Equally vital is not to play games by "losing" evidence, evading telling the truth, or seeking to hide evidence or witnesses. One need not help the other side prepare their case-one can force the other side to ask the right questions-but to affirmatively eliminate evidence or not tell the truth under oath is to commit a crime (often) and usually makes a tactical problem into a major problem that is far far worse. Nixon was destroyed not by approving the break-in at Water Gate but by seeking to obstruct justice and destroy evidence. Clinton was destroyed not because of his affair with a woman but because he committed perjury by refusing to admit it under oath. In both cases a bad situation was made disastrous by violating the ethical and criminal law in a misguided effort to avoid the much lesser effects of misjudgment.

At the beginning of this article we emphasized that the courts are powerful and imbue the litigant with tremendous power. The corollary is that they protect their rules with tremendous power...and you must obey the rules and adhere to the law or you may face catastrophe...whether you are a person filing suit...or the President of the United States.

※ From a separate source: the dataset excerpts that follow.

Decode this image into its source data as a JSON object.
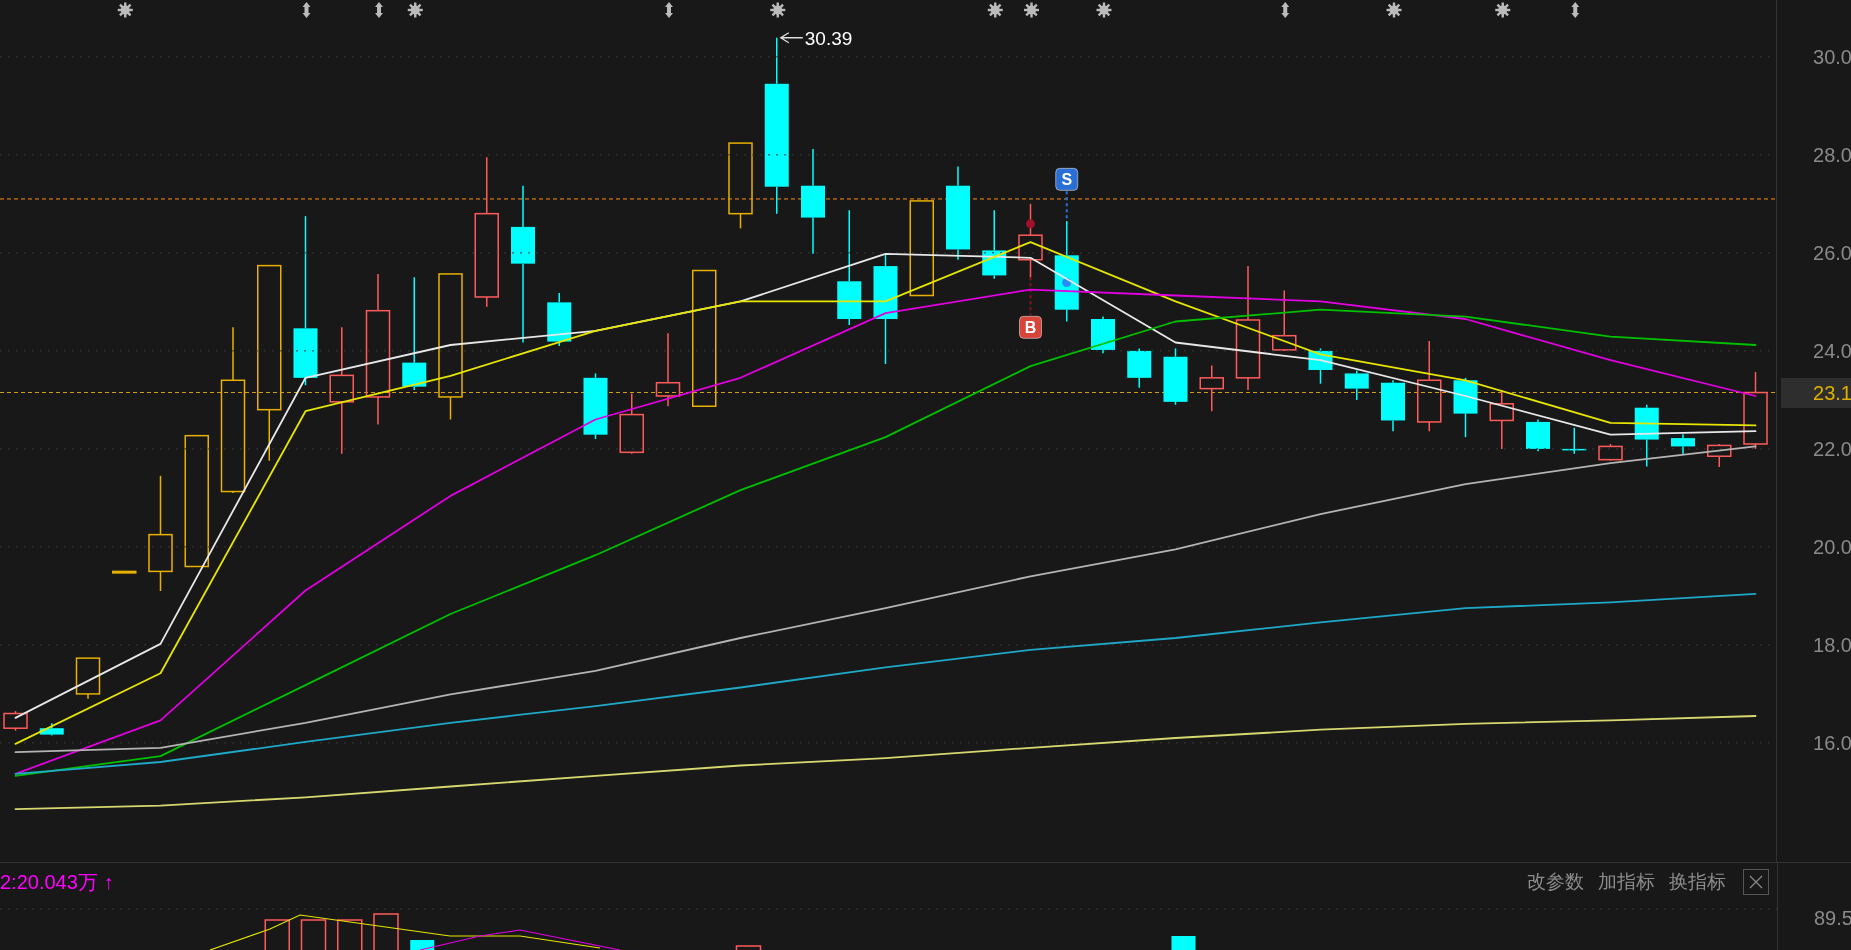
{
  "price_chart": {
    "chart_data": {
      "type": "line",
      "grid": true,
      "ylim": [
        13.57,
        31.16
      ],
      "yticks": [
        {
          "value": 30,
          "label": "30.0"
        },
        {
          "value": 28,
          "label": "28.0"
        },
        {
          "value": 26,
          "label": "26.0"
        },
        {
          "value": 24,
          "label": "24.0"
        },
        {
          "value": 22,
          "label": "22.0"
        },
        {
          "value": 20,
          "label": "20.0"
        },
        {
          "value": 18,
          "label": "18.0"
        },
        {
          "value": 16,
          "label": "16.0"
        }
      ],
      "series": [
        {
          "color": "#e8e8e8",
          "values": [
            16.51,
            null,
            null,
            null,
            18.02,
            null,
            null,
            null,
            23.45,
            null,
            null,
            null,
            24.12,
            null,
            null,
            null,
            24.41,
            null,
            null,
            null,
            25.01,
            null,
            null,
            null,
            25.98,
            null,
            null,
            null,
            25.9,
            null,
            null,
            null,
            24.17,
            null,
            null,
            null,
            23.81,
            null,
            null,
            null,
            23.08,
            null,
            null,
            null,
            22.29,
            null,
            null,
            null,
            22.36
          ]
        },
        {
          "color": "#e6e600",
          "values": [
            15.98,
            null,
            null,
            null,
            17.42,
            null,
            null,
            null,
            22.77,
            null,
            null,
            null,
            23.49,
            null,
            null,
            null,
            24.41,
            null,
            null,
            null,
            25.01,
            null,
            null,
            null,
            25.01,
            null,
            null,
            null,
            26.22,
            null,
            null,
            null,
            25.01,
            null,
            null,
            null,
            23.93,
            null,
            null,
            null,
            23.4,
            null,
            null,
            null,
            22.53,
            null,
            null,
            null,
            22.48
          ]
        },
        {
          "color": "#e000e0",
          "values": [
            15.37,
            null,
            null,
            null,
            16.46,
            null,
            null,
            null,
            19.11,
            null,
            null,
            null,
            21.04,
            null,
            null,
            null,
            22.6,
            null,
            null,
            null,
            23.45,
            null,
            null,
            null,
            24.77,
            null,
            null,
            null,
            25.25,
            null,
            null,
            null,
            25.13,
            null,
            null,
            null,
            25.01,
            null,
            null,
            null,
            24.65,
            null,
            null,
            null,
            23.81,
            null,
            null,
            null,
            23.08
          ]
        },
        {
          "color": "#00c000",
          "values": [
            15.33,
            null,
            null,
            null,
            15.73,
            null,
            null,
            null,
            17.18,
            null,
            null,
            null,
            18.63,
            null,
            null,
            null,
            19.83,
            null,
            null,
            null,
            21.16,
            null,
            null,
            null,
            22.24,
            null,
            null,
            null,
            23.69,
            null,
            null,
            null,
            24.6,
            null,
            null,
            null,
            24.84,
            null,
            null,
            null,
            24.7,
            null,
            null,
            null,
            24.29,
            null,
            null,
            null,
            24.12
          ]
        },
        {
          "color": "#b4b4b4",
          "values": [
            15.81,
            null,
            null,
            null,
            15.9,
            null,
            null,
            null,
            16.41,
            null,
            null,
            null,
            16.99,
            null,
            null,
            null,
            17.47,
            null,
            null,
            null,
            18.14,
            null,
            null,
            null,
            18.75,
            null,
            null,
            null,
            19.4,
            null,
            null,
            null,
            19.95,
            null,
            null,
            null,
            20.67,
            null,
            null,
            null,
            21.28,
            null,
            null,
            null,
            21.71,
            null,
            null,
            null,
            22.05
          ]
        },
        {
          "color": "#1fa8c8",
          "values": [
            15.37,
            null,
            null,
            null,
            15.61,
            null,
            null,
            null,
            16.02,
            null,
            null,
            null,
            16.41,
            null,
            null,
            null,
            16.75,
            null,
            null,
            null,
            17.13,
            null,
            null,
            null,
            17.54,
            null,
            null,
            null,
            17.9,
            null,
            null,
            null,
            18.14,
            null,
            null,
            null,
            18.46,
            null,
            null,
            null,
            18.75,
            null,
            null,
            null,
            18.87,
            null,
            null,
            null,
            19.04
          ]
        },
        {
          "color": "#d8d870",
          "values": [
            14.65,
            null,
            null,
            null,
            14.72,
            null,
            null,
            null,
            14.89,
            null,
            null,
            null,
            15.11,
            null,
            null,
            null,
            15.33,
            null,
            null,
            null,
            15.54,
            null,
            null,
            null,
            15.69,
            null,
            null,
            null,
            15.9,
            null,
            null,
            null,
            16.1,
            null,
            null,
            null,
            16.27,
            null,
            null,
            null,
            16.39,
            null,
            null,
            null,
            16.46,
            null,
            null,
            null,
            16.55
          ]
        }
      ]
    },
    "high_label": "30.39",
    "signals": [
      {
        "kind": "buy",
        "text": "B"
      },
      {
        "kind": "sell",
        "text": "S"
      }
    ],
    "current_price": "23.1"
  },
  "volume_panel": {
    "reading": "2:20.043万 ↑",
    "buttons": [
      "改参数",
      "加指标",
      "换指标"
    ],
    "axis_label": "89.5"
  }
}
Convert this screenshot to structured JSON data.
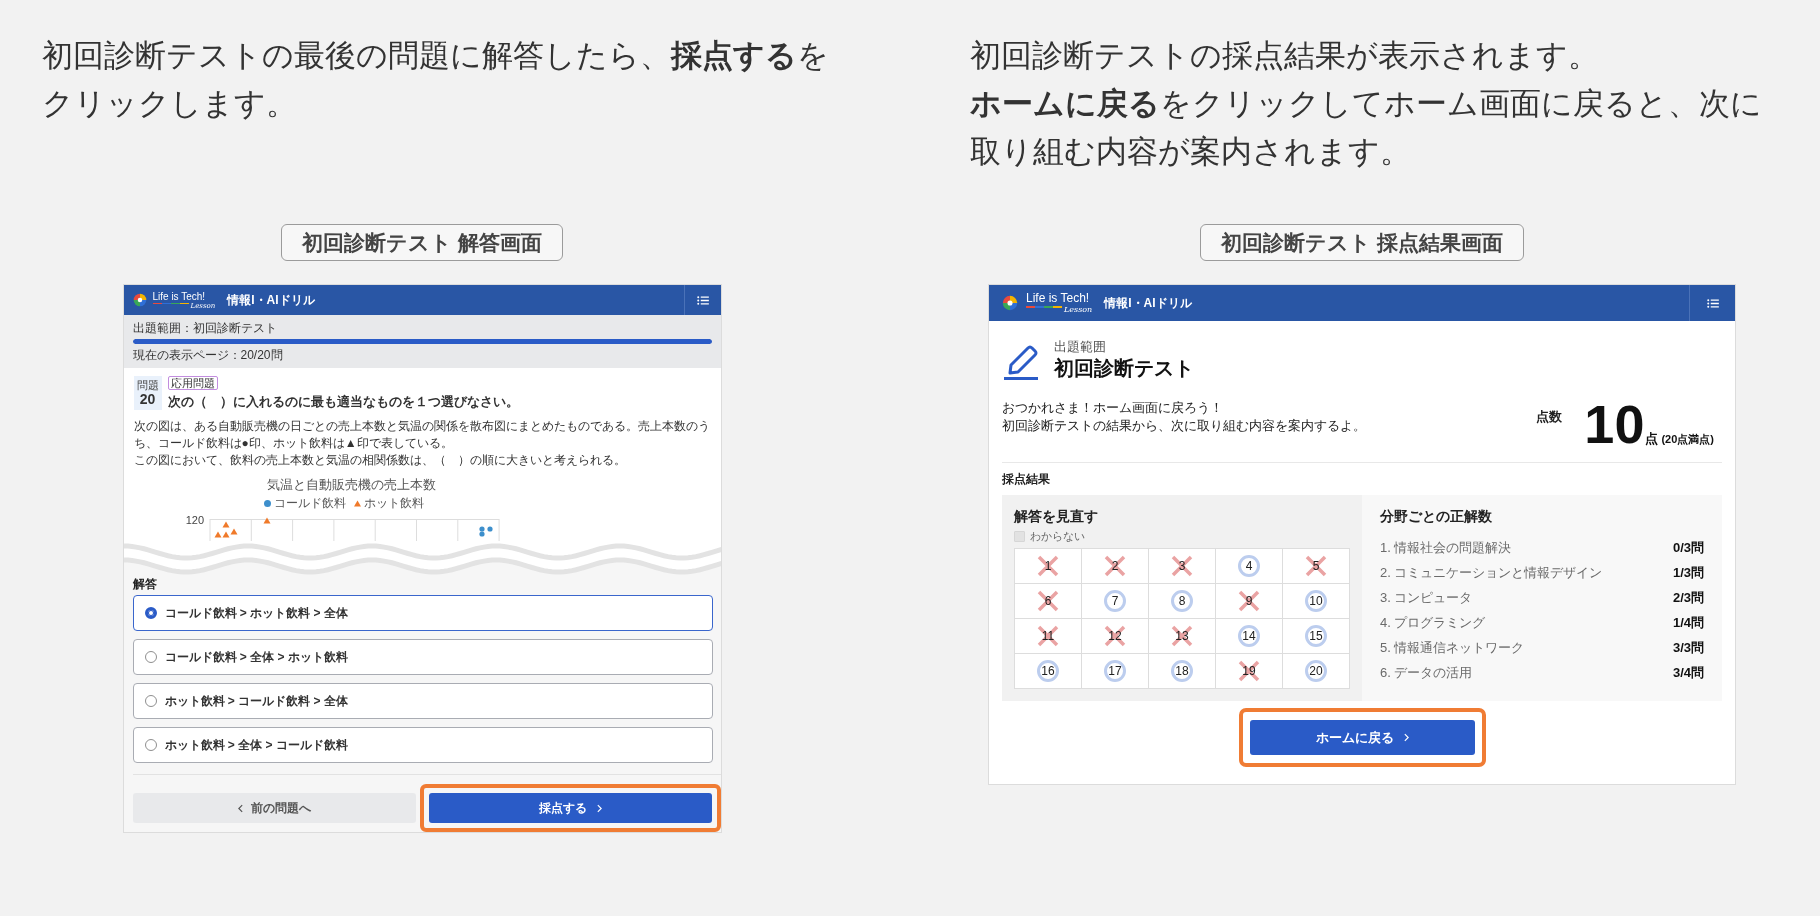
{
  "answer_step": {
    "instruction": [
      "初回診断テストの最後の問題に解答したら、**採点する**をクリックします。"
    ],
    "caption": "初回診断テスト 解答画面",
    "screen": {
      "header": {
        "logo": "Life is Tech!",
        "logo_sub": "Lesson",
        "title": "情報I・AIドリル"
      },
      "progress": {
        "scope": "出題範囲：初回診断テスト",
        "level": 1,
        "page": "現在の表示ページ：20/20問"
      },
      "question": {
        "label": "問題",
        "number": "20",
        "tag": "応用問題",
        "title": "次の（　）に入れるのに最も適当なものを１つ選びなさい。",
        "body": [
          "次の図は、ある自動販売機の日ごとの売上本数と気温の関係を散布図にまとめたものである。売上本数のうち、コールド飲料は●印、ホット飲料は▲印で表している。",
          "この図において、飲料の売上本数と気温の相関係数は、（　）の順に大きいと考えられる。"
        ]
      },
      "chart": {
        "title": "気温と自動販売機の売上本数",
        "legend": [
          {
            "label": "コールド飲料",
            "color": "#3d8fcc",
            "kind": "dot"
          },
          {
            "label": "ホット飲料",
            "color": "#f07a2a",
            "kind": "triangle"
          }
        ],
        "y_tick": "120"
      },
      "answer": {
        "heading": "解答",
        "options": [
          {
            "text": "コールド飲料 > ホット飲料 > 全体",
            "selected": true
          },
          {
            "text": "コールド飲料 > 全体 > ホット飲料",
            "selected": false
          },
          {
            "text": "ホット飲料 > コールド飲料 > 全体",
            "selected": false
          },
          {
            "text": "ホット飲料 > 全体 > コールド飲料",
            "selected": false
          }
        ]
      },
      "buttons": {
        "previous": "前の問題へ",
        "submit": {
          "label": "採点する",
          "highlighted": true
        }
      }
    }
  },
  "result_step": {
    "instruction": [
      "初回診断テストの採点結果が表示されます。",
      "**ホームに戻る**をクリックしてホーム画面に戻ると、次に取り組む内容が案内されます。"
    ],
    "caption": "初回診断テスト 採点結果画面",
    "screen": {
      "header": {
        "logo": "Life is Tech!",
        "logo_sub": "Lesson",
        "title": "情報I・AIドリル"
      },
      "test": {
        "scope_label": "出題範囲",
        "name": "初回診断テスト"
      },
      "message": [
        "おつかれさま！ホーム画面に戻ろう！",
        "初回診断テストの結果から、次に取り組む内容を案内するよ。"
      ],
      "score": {
        "label": "点数",
        "value": "10",
        "unit": "点",
        "max": "(20点満点)"
      },
      "results": {
        "title": "採点結果",
        "review": {
          "title": "解答を見直す",
          "filter": {
            "label": "わからない",
            "checked": false
          },
          "answers": [
            {
              "number": "1",
              "correct": false
            },
            {
              "number": "2",
              "correct": false
            },
            {
              "number": "3",
              "correct": false
            },
            {
              "number": "4",
              "correct": true
            },
            {
              "number": "5",
              "correct": false
            },
            {
              "number": "6",
              "correct": false
            },
            {
              "number": "7",
              "correct": true
            },
            {
              "number": "8",
              "correct": true
            },
            {
              "number": "9",
              "correct": false
            },
            {
              "number": "10",
              "correct": true
            },
            {
              "number": "11",
              "correct": false
            },
            {
              "number": "12",
              "correct": false
            },
            {
              "number": "13",
              "correct": false
            },
            {
              "number": "14",
              "correct": true
            },
            {
              "number": "15",
              "correct": true
            },
            {
              "number": "16",
              "correct": true
            },
            {
              "number": "17",
              "correct": true
            },
            {
              "number": "18",
              "correct": true
            },
            {
              "number": "19",
              "correct": false
            },
            {
              "number": "20",
              "correct": true
            }
          ]
        },
        "by_field": {
          "title": "分野ごとの正解数",
          "rows": [
            {
              "label": "1. 情報社会の問題解決",
              "score": "0/3問"
            },
            {
              "label": "2. コミュニケーションと情報デザイン",
              "score": "1/3問"
            },
            {
              "label": "3. コンピュータ",
              "score": "2/3問"
            },
            {
              "label": "4. プログラミング",
              "score": "1/4問"
            },
            {
              "label": "5. 情報通信ネットワーク",
              "score": "3/3問"
            },
            {
              "label": "6. データの活用",
              "score": "3/4問"
            }
          ]
        }
      },
      "home_button": {
        "label": "ホームに戻る",
        "highlighted": true
      }
    }
  }
}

In other articles we discuss the various aspects of litigation from what occurs in a trial to handling a deposition correctly. If you fully grasp the implications of the ten rules above, you should be able to concentrate on the particular skills of the various aspects of litigation and maximize your chances not only to win...but to win without disruption to your life and your peace of mind. Litigation is a process both exhausting and exhilarating, requiring skill and determination, imagination and flexibility. It is the closest thing to battle one can confront in civilian life and, like battle, can be uplifting or destructive. It is what you make of it and the intelligent litigant will learn the skill of handling litigation and seek to master it long before the day of trial.